Currently, poor parents see not much utility of education in an environment characterized with paucity of opportunity whose upshot is that opportunity cost of education is high which is why education is discouraged and work encouraged due to its low opportunity cost. If it is only an issue of raising the opportunity cost of child labour, then it can be raised in the above policy environment that would over time integrate all in the national economic mainstream.

In the absence of above policy climate, the poor do not see much need for education. For, in addition to immediate income streams, they also seek vocational training of their young ones in an environment where they know that their next generation too will exist not as a part of but on the periphery of a dualistic society.

Consequently, they also impart survival skills to their young through early initiation in various vocations almost on the same lines as the educated families do who start sending their children to schools from a young age of five or six which is no less laborious than child labour who too are trained for jobs in the future from a young age.

These drills from an early age equip both classes of children to cope with the requirements of life that one class will live in the formal system and the other in the informal system. Unless the formal and the informal are integrated and perceived as such by the poor, they will not see the value of education that we want them to realize.
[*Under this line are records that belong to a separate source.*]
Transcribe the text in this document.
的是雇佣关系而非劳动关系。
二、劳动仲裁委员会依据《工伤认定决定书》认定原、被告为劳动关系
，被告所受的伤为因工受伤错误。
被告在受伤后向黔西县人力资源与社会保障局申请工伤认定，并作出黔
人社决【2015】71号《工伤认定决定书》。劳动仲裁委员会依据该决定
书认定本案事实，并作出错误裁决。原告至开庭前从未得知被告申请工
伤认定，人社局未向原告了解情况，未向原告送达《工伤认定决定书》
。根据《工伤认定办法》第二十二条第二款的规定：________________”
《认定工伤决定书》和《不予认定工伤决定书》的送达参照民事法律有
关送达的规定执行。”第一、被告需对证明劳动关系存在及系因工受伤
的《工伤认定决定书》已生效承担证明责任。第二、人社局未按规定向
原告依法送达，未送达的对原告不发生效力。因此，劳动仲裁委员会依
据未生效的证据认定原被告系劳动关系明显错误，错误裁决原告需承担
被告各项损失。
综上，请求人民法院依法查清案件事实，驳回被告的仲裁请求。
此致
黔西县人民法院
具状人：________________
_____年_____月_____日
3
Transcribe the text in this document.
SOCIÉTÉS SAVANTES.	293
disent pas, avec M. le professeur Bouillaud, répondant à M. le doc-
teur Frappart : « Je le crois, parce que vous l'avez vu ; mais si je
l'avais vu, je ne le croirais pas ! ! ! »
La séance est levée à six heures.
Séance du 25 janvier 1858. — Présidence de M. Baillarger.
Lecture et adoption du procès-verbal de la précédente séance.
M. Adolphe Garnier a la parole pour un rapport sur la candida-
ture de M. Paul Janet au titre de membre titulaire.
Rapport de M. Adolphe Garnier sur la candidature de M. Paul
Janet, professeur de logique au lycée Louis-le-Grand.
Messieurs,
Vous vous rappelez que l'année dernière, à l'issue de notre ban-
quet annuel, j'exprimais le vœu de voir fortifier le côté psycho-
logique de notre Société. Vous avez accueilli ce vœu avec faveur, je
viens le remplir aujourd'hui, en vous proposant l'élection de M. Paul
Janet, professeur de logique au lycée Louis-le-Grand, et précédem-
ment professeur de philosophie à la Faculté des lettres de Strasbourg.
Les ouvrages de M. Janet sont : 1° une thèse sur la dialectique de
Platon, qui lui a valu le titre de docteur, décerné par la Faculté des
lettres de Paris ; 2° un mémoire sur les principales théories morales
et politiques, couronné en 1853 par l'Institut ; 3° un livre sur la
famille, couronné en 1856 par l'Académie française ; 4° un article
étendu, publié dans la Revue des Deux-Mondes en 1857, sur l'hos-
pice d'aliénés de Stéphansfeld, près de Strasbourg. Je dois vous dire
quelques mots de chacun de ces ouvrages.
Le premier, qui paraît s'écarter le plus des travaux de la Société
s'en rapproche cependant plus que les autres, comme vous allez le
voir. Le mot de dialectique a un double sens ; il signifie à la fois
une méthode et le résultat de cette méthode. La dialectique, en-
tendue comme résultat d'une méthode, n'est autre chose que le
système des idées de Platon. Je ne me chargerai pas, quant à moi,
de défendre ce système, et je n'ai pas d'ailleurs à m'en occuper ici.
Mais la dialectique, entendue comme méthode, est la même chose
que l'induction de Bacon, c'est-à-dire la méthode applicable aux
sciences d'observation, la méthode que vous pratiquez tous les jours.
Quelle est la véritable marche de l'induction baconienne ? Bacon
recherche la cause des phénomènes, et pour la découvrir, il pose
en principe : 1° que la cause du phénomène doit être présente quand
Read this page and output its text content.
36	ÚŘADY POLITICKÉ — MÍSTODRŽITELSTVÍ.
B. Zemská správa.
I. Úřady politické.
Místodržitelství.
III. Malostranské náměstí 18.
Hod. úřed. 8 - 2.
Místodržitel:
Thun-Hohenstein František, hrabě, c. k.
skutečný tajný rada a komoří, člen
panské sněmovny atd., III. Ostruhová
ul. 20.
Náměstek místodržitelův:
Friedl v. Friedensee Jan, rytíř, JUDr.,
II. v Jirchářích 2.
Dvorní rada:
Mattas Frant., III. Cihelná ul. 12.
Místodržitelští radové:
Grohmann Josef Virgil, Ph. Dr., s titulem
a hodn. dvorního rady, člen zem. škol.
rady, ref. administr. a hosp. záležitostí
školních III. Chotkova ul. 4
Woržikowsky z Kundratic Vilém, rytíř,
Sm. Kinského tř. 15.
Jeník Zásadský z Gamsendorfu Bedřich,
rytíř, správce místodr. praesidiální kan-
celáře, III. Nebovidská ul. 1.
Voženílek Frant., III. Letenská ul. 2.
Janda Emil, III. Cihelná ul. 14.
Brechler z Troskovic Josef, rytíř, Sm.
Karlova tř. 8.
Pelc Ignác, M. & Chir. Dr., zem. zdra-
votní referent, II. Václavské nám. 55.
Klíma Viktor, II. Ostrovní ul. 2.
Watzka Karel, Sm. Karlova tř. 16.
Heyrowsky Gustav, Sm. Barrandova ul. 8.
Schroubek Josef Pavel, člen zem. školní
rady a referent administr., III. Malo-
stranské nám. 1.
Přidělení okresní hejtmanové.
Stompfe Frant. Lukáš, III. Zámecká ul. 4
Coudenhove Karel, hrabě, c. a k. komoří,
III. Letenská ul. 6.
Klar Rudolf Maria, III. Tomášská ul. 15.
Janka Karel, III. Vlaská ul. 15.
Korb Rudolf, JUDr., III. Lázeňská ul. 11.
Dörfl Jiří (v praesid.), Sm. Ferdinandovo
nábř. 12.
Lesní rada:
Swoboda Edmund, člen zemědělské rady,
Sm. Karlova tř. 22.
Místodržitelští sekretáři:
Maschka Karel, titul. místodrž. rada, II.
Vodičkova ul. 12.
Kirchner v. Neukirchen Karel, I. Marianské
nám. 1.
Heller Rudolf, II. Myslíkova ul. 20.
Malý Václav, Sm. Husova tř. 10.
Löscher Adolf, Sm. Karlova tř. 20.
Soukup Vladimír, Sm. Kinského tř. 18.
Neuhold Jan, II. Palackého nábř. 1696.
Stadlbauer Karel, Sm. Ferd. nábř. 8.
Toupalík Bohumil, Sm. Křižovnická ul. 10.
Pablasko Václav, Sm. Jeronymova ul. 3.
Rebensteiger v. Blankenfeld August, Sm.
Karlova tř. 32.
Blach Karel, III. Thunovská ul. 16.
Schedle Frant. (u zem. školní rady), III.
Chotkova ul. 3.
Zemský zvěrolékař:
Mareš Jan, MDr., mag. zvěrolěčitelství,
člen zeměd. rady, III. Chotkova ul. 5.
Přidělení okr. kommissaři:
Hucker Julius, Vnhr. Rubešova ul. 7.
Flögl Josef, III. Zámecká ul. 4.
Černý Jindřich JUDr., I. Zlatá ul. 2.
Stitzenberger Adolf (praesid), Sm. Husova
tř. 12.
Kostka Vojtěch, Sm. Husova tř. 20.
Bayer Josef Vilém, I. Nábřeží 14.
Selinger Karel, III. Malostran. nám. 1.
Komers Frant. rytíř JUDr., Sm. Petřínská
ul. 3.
It is in this integrating poverty-alleviating policy environment that the aspirations of the two classes will begin to converge as both would now be growing together socio-economically.

Amongst other outcomes, another favourable impact will be on the family size outlook that all would want to restrict to a manageable level thus reducing both household demand for child workers’ income as well as supply of child workers into the economy. The issue will then take care of itself as a logical outcome of integrative and inclusive development policy.

Those who seek an outright end to child labour should then be demanding land reforms too in conjunction. But, they ignore land reforms as they think that land reforms are undoable and talk of only ending child labour when that too is undoable without land reforms.